La motorisation s’est progressivement diffusée des plus aisés vers les plus modestes, puis des hommes vers les femmes. Les inégalités économiques d’accès à la mobilité motorisée sont ainsi nettement plus prononcées parmi les générations les plus anciennes. Cela tient pour l’essentiel au retard accumulé par les femmes. Leur moindre participation à la vie professionnelle et les rôles sociaux fortement sexués au sein de ces générations, rendent les femmes moins autonomes que les hommes dans leur accès à la mobilité motorisée.

Parmi les générations les plus anciennes, le revenu ne discrimine pas l’accès au permis de conduire des hommes, en revanche chez les femmes, seules les plus aisées en ont prioritairement bénéficié. Les inégalités concernant l’accès au permis de conduire conditionnent par la suite les inégalités d’équipement et de motorisation du ménage. C’est parmi les individus âgés, en particulier ceux qui vivent seuls et qui sont majoritairement des femmes, que les inégalités d’équipement en automobiles sont les plus prononcées. La dynamique générationnelle a permis de réduire fortement ces inégalités, toutefois elle semble aujourd’hui se ralentir. On observe en effet une diminution du taux d’accession à la motorisation des ménages les plus jeunes [Chauvel, 1998 ; Gallez et al., 1997]. Cette diminution bien réelle serait même pour partie compensée par une plus grande solidarité inter-générationnelle (prêt ou don de véhicule, aide à l’achat… ) [Augello et Feiltler, 1999]. Ce fléchissement de la dynamique générationnelle mériterait d’être confirmé à partir de données plus récentes.

Compte tenu des différentiels importants observés en matière d’accès à la mobilité motorisée, les inégalités de pratiques sont globalement plus prononcées parmi les retraités quel que soit le segment de la mobilité considéré.

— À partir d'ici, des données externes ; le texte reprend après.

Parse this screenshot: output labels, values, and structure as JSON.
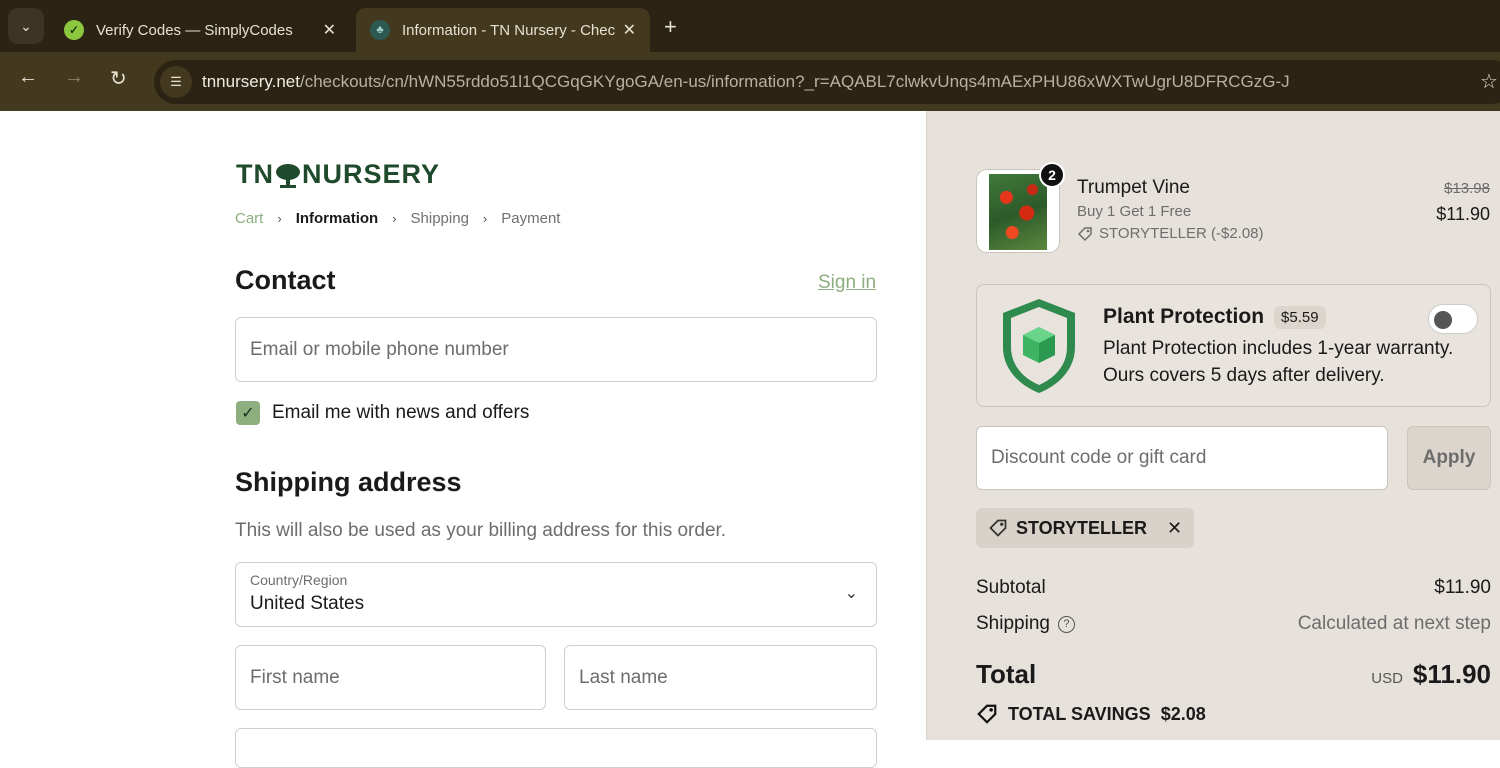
{
  "browser": {
    "tabs": [
      {
        "title": "Verify Codes — SimplyCodes",
        "close": "✕"
      },
      {
        "title": "Information - TN Nursery - Checkout",
        "close": "✕"
      }
    ],
    "new_tab": "+",
    "url_host": "tnnursery.net",
    "url_path": "/checkouts/cn/hWN55rddo51l1QCGqGKYgoGA/en-us/information?_r=AQABL7clwkvUnqs4mAExPHU86xWXTwUgrU8DFRCGzG-J"
  },
  "brand": {
    "left": "TN",
    "right": "NURSERY",
    "color": "#1f4a2c"
  },
  "breadcrumbs": {
    "cart": "Cart",
    "information": "Information",
    "shipping": "Shipping",
    "payment": "Payment",
    "sep": "›"
  },
  "contact": {
    "heading": "Contact",
    "sign_in": "Sign in",
    "email_placeholder": "Email or mobile phone number",
    "newsletter_label": "Email me with news and offers",
    "newsletter_checked": true
  },
  "shipping": {
    "heading": "Shipping address",
    "note": "This will also be used as your billing address for this order.",
    "country_label": "Country/Region",
    "country_value": "United States",
    "first_name_placeholder": "First name",
    "last_name_placeholder": "Last name"
  },
  "summary": {
    "item": {
      "quantity": "2",
      "name": "Trumpet Vine",
      "deal": "Buy 1 Get 1 Free",
      "code": "STORYTELLER (-$2.08)",
      "old_price": "$13.98",
      "price": "$11.90"
    },
    "protection": {
      "title": "Plant Protection",
      "price": "$5.59",
      "desc_line1": "Plant Protection includes 1-year warranty.",
      "desc_line2": "Ours covers 5 days after delivery.",
      "enabled": false
    },
    "discount_placeholder": "Discount code or gift card",
    "apply_label": "Apply",
    "applied_code": "STORYTELLER",
    "subtotal_label": "Subtotal",
    "subtotal_value": "$11.90",
    "shipping_label": "Shipping",
    "shipping_value": "Calculated at next step",
    "total_label": "Total",
    "total_currency": "USD",
    "total_value": "$11.90",
    "savings_label": "TOTAL SAVINGS",
    "savings_value": "$2.08"
  },
  "colors": {
    "accent": "#8dae7f",
    "summary_bg": "#e7e1db",
    "browser_bg": "#2b2414"
  }
}
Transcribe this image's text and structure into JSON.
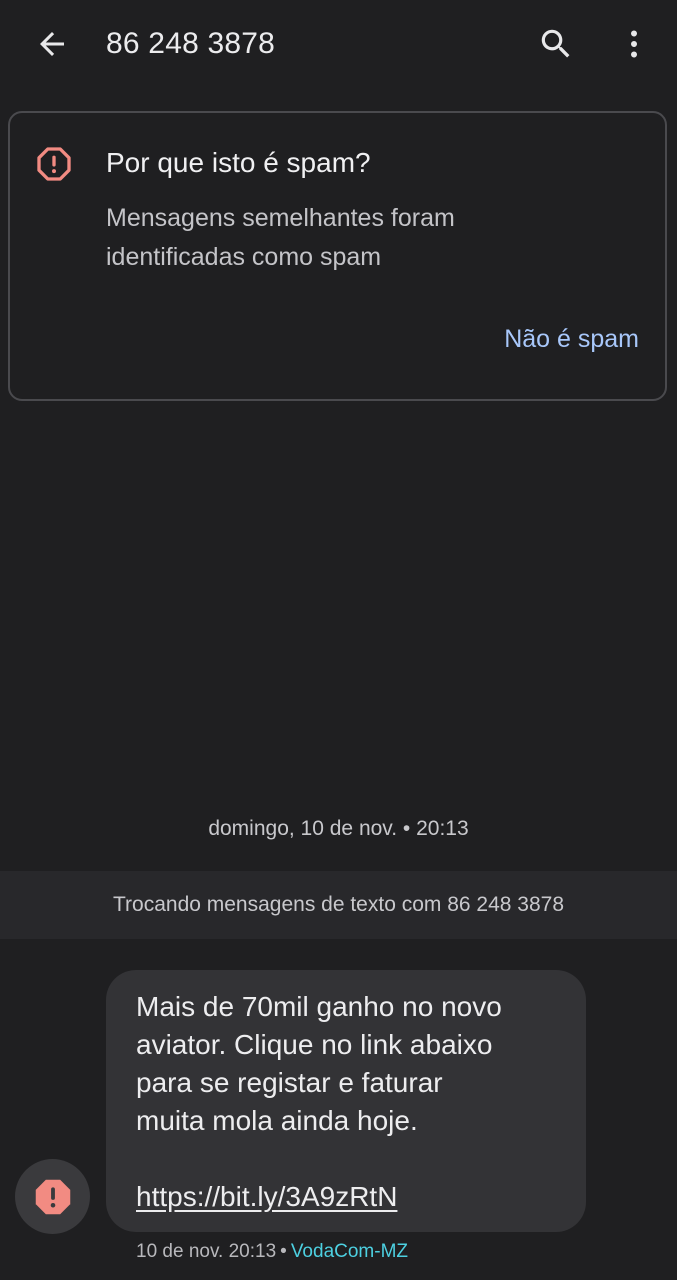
{
  "header": {
    "title": "86 248 3878",
    "back_icon": "arrow-left-icon",
    "search_icon": "search-icon",
    "more_icon": "more-vertical-icon"
  },
  "spam_card": {
    "title": "Por que isto é spam?",
    "description": "Mensagens semelhantes foram identificadas como spam",
    "not_spam_label": "Não é spam",
    "icon": "alert-octagon-icon"
  },
  "conversation": {
    "date_separator": "domingo, 10 de nov. • 20:13",
    "exchange_banner": "Trocando mensagens de texto com 86 248 3878"
  },
  "message": {
    "text": "Mais de 70mil ganho no novo\naviator. Clique no link abaixo\npara se registar e faturar\nmuita mola ainda hoje.",
    "link": "https://bit.ly/3A9zRtN",
    "timestamp": "10 de nov. 20:13",
    "separator": "•",
    "carrier": "VodaCom-MZ",
    "avatar_icon": "spam-alert-icon"
  },
  "colors": {
    "background": "#1f1f21",
    "accent_link": "#a8c7fa",
    "spam_red": "#f28b82",
    "carrier_cyan": "#4dd0e1"
  }
}
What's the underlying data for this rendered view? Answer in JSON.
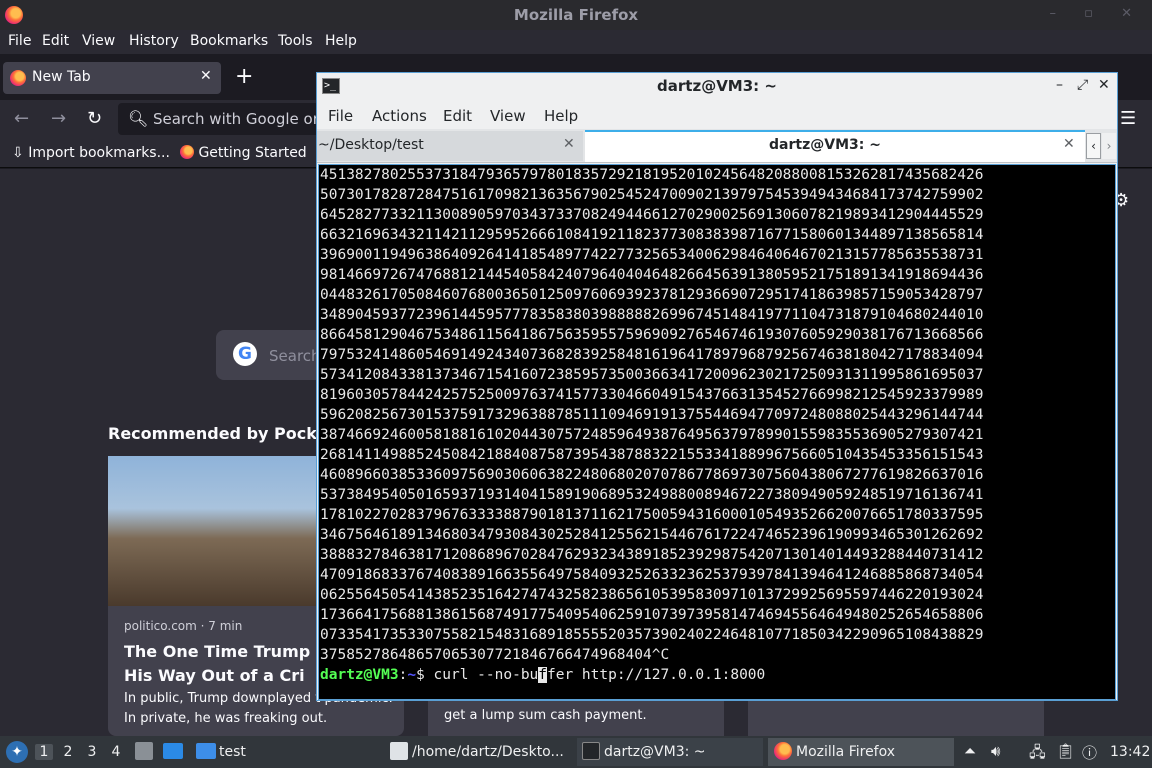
{
  "firefox": {
    "window_title": "Mozilla Firefox",
    "menu": [
      "File",
      "Edit",
      "View",
      "History",
      "Bookmarks",
      "Tools",
      "Help"
    ],
    "tab_label": "New Tab",
    "url_placeholder": "Search with Google or e",
    "bookmarks": [
      "Import bookmarks...",
      "Getting Started"
    ],
    "search_placeholder": "Search",
    "pocket_heading": "Recommended by Pocket",
    "card1": {
      "source": "politico.com · 7 min",
      "title": "The One Time Trump Co Lie His Way Out of a Cri",
      "excerpt": "In public, Trump downplayed t pandemic. In private, he was freaking out."
    },
    "card2": {
      "excerpt": "get a lump sum cash payment."
    }
  },
  "terminal": {
    "window_title": "dartz@VM3: ~",
    "menu": [
      "File",
      "Actions",
      "Edit",
      "View",
      "Help"
    ],
    "tabs": [
      "~/Desktop/test",
      "dartz@VM3: ~"
    ],
    "output": "4513827802553731847936579780183572921819520102456482088008153262817435682426\n5073017828728475161709821363567902545247009021397975453949434684173742759902\n6452827733211300890597034373370824944661270290025691306078219893412904445529\n6632169634321142112959526661084192118237730838398716771580601344897138565814\n3969001194963864092641418548977422773256534006298464064670213157785635538731\n9814669726747688121445405842407964040464826645639138059521751891341918694436\n0448326170508460768003650125097606939237812936690729517418639857159053428797\n3489045937723961445957778358380398888826996745148419771104731879104680244010\n8664581290467534861156418675635955759690927654674619307605929038176713668566\n7975324148605469149243407368283925848161964178979687925674638180427178834094\n5734120843381373467154160723859573500366341720096230217250931311995861695037\n8196030578442425752500976374157733046604915437663135452766998212545923379989\n5962082567301537591732963887851110946919137554469477097248088025443296144744\n3874669246005818816102044307572485964938764956379789901559835536905279307421\n2681411498852450842188408758739543878832215533418899675660510435453356151543\n4608966038533609756903060638224806802070786778697307560438067277619826637016\n5373849540501659371931404158919068953249880089467227380949059248519716136741\n1781022702837967633338879018137116217500594316000105493526620076651780337595\n3467564618913468034793084302528412556215446761722474652396190993465301262692\n3888327846381712086896702847629323438918523929875420713014014493288440731412\n4709186833767408389166355649758409325263323625379397841394641246885868734054\n0625564505414385235164274743258238656105395830971013729925695597446220193024\n1736641756881386156874917754095406259107397395814746945564649480252654658806\n0733541735330755821548316891855552035739024022464810771850342290965108438829\n37585278648657065307721846766474968404^C",
    "prompt_user": "dartz@VM3",
    "prompt_sep": ":",
    "prompt_path": "~",
    "prompt_dollar": "$ ",
    "command_before_cursor": "curl --no-bu",
    "command_cursor_char": "f",
    "command_after_cursor": "fer http://127.0.0.1:8000"
  },
  "taskbar": {
    "workspaces": [
      "1",
      "2",
      "3",
      "4"
    ],
    "folder_label": "test",
    "tasks": [
      "/home/dartz/Deskto...",
      "dartz@VM3: ~",
      "Mozilla Firefox"
    ],
    "clock": "13:42"
  },
  "colors": {
    "terminal_bg": "#000000",
    "prompt_user": "#54ff54",
    "prompt_path": "#5454ff",
    "accent": "#3daee9"
  }
}
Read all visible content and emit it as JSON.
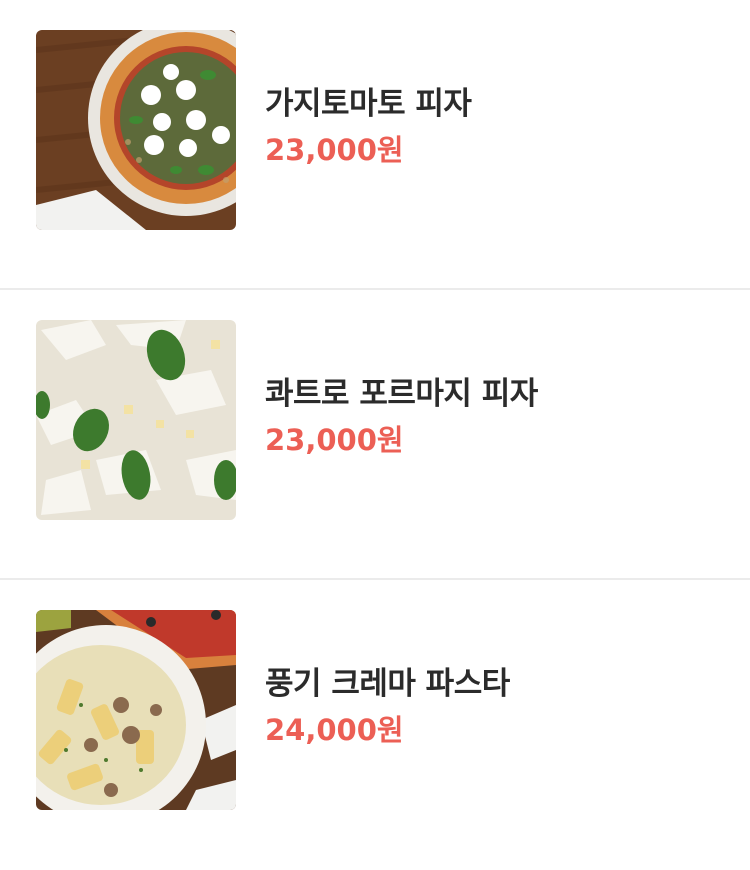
{
  "menu": {
    "items": [
      {
        "name": "가지토마토 피자",
        "price": "23,000원",
        "image": "eggplant-tomato-pizza-photo"
      },
      {
        "name": "콰트로 포르마지 피자",
        "price": "23,000원",
        "image": "quattro-formaggi-pizza-photo"
      },
      {
        "name": "풍기 크레마 파스타",
        "price": "24,000원",
        "image": "funghi-crema-pasta-photo"
      }
    ]
  },
  "colors": {
    "price": "#ec5f55",
    "name": "#2b2b2b",
    "divider": "#ebebeb"
  }
}
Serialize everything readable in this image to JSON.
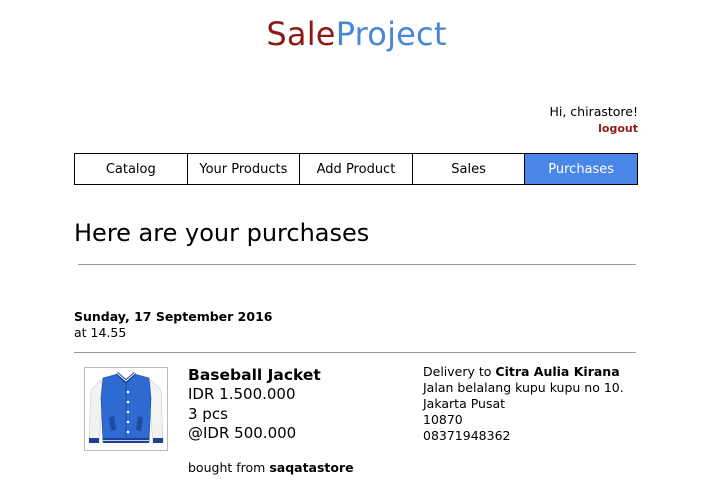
{
  "header": {
    "logo_part1": "Sale",
    "logo_part2": "Project",
    "greeting": "Hi, chirastore!",
    "logout_label": "logout"
  },
  "nav": {
    "tabs": [
      {
        "label": "Catalog",
        "active": false
      },
      {
        "label": "Your Products",
        "active": false
      },
      {
        "label": "Add Product",
        "active": false
      },
      {
        "label": "Sales",
        "active": false
      },
      {
        "label": "Purchases",
        "active": true
      }
    ]
  },
  "main": {
    "title": "Here are your purchases",
    "purchases": [
      {
        "date": "Sunday, 17 September 2016",
        "time": "at 14.55",
        "product": {
          "name": "Baseball Jacket",
          "total_price": "IDR 1.500.000",
          "quantity": "3 pcs",
          "unit_price": "@IDR 500.000",
          "seller_prefix": "bought from",
          "seller": "saqatastore",
          "image_icon": "baseball-jacket-image"
        },
        "delivery": {
          "prefix": "Delivery to",
          "recipient": "Citra Aulia Kirana",
          "address": "Jalan belalang kupu kupu no 10.",
          "city": "Jakarta Pusat",
          "postal_code": "10870",
          "phone": "08371948362"
        }
      }
    ]
  },
  "colors": {
    "brand_dark_red": "#8b1a17",
    "brand_blue": "#4a86d8",
    "active_tab": "#4a86e8",
    "jacket_blue": "#2f6ad0"
  }
}
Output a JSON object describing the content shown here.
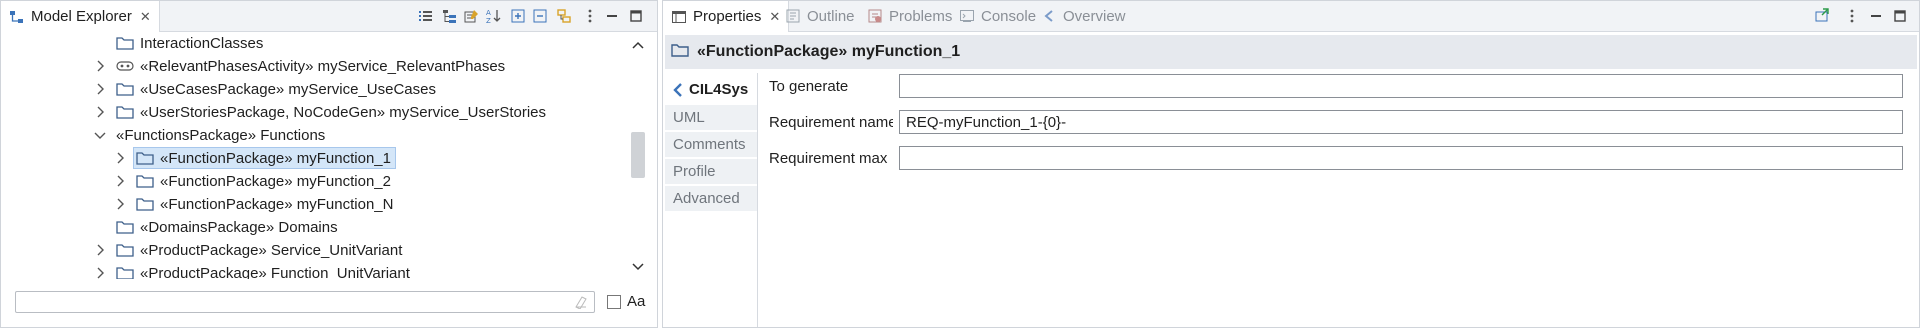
{
  "model_explorer": {
    "tab_label": "Model Explorer",
    "tree": [
      {
        "label": "InteractionClasses",
        "level": 0,
        "expander": "none",
        "icon": "folder-icon"
      },
      {
        "label": "«RelevantPhasesActivity» myService_RelevantPhases",
        "level": 0,
        "expander": "collapsed",
        "icon": "activity-icon"
      },
      {
        "label": "«UseCasesPackage» myService_UseCases",
        "level": 0,
        "expander": "collapsed",
        "icon": "folder-icon"
      },
      {
        "label": "«UserStoriesPackage, NoCodeGen» myService_UserStories",
        "level": 0,
        "expander": "collapsed",
        "icon": "folder-icon"
      },
      {
        "label": "«FunctionsPackage» Functions",
        "level": 0,
        "expander": "expanded",
        "icon": "none"
      },
      {
        "label": "«FunctionPackage» myFunction_1",
        "level": 1,
        "expander": "collapsed",
        "icon": "folder-icon",
        "selected": true
      },
      {
        "label": "«FunctionPackage» myFunction_2",
        "level": 1,
        "expander": "collapsed",
        "icon": "folder-icon"
      },
      {
        "label": "«FunctionPackage» myFunction_N",
        "level": 1,
        "expander": "collapsed",
        "icon": "folder-icon"
      },
      {
        "label": "«DomainsPackage» Domains",
        "level": 0,
        "expander": "none",
        "icon": "folder-icon"
      },
      {
        "label": "«ProductPackage» Service_UnitVariant",
        "level": 0,
        "expander": "collapsed",
        "icon": "folder-icon"
      },
      {
        "label": "«ProductPackage» Function_UnitVariant",
        "level": 0,
        "expander": "collapsed",
        "icon": "folder-icon"
      }
    ],
    "filter": {
      "value": "",
      "placeholder": ""
    },
    "case_sensitive_label": "Aa"
  },
  "right_tabs": [
    {
      "label": "Properties",
      "active": true
    },
    {
      "label": "Outline"
    },
    {
      "label": "Problems"
    },
    {
      "label": "Console"
    },
    {
      "label": "Overview"
    }
  ],
  "properties": {
    "title": "«FunctionPackage» myFunction_1",
    "side_tabs": [
      "CIL4Sys",
      "UML",
      "Comments",
      "Profile",
      "Advanced"
    ],
    "fields": [
      {
        "label": "To generate",
        "value": ""
      },
      {
        "label": "Requirement name",
        "value": "REQ-myFunction_1-{0}-"
      },
      {
        "label": "Requirement max",
        "value": ""
      }
    ]
  },
  "colors": {
    "selection": "#d4e6f8",
    "tab_bar": "#f1f3f6",
    "header_bg": "#e6e9ee"
  }
}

Le changement de mode de vie aux âges élevés, caractérisé par le passage au second plan des déplacements fortement contraints, fait apparaît des schémas de mobilité quotidiens distincts selon les revenus. Les plus aisés se déplacent plus souvent, notamment du fait de l’importance qu’occupent les activités de loisirs dans leur emploi du temps. Ils témoignent d’une bonne maîtrise du champ spatial, alors que les plus modestes se déplacent le plus souvent à proximité de leur domicile.

De même, parmi les anciennes générations, les pratiques de longue distance sont très fortement corrélées au revenu. Elles opposent les retraités aisés, en couples et motorisés, adeptes de loisirs et de vacances parmi lesquels les possesseurs de résidences secondaires ne sont pas rares, aux retraités modestes, seuls et non motorisés subissant quelques fois un isolement relationnel sévère. A l’inverse, c’est parmi les jeunes générations d’adultes célibataires ou en couples, que l’influence du revenu sur la fréquence des voyages est la plus réduite. Toutefois, au sein de ces jeunes générations, les écarts se creusent concernant l’accès aux destinations les plus lointaines.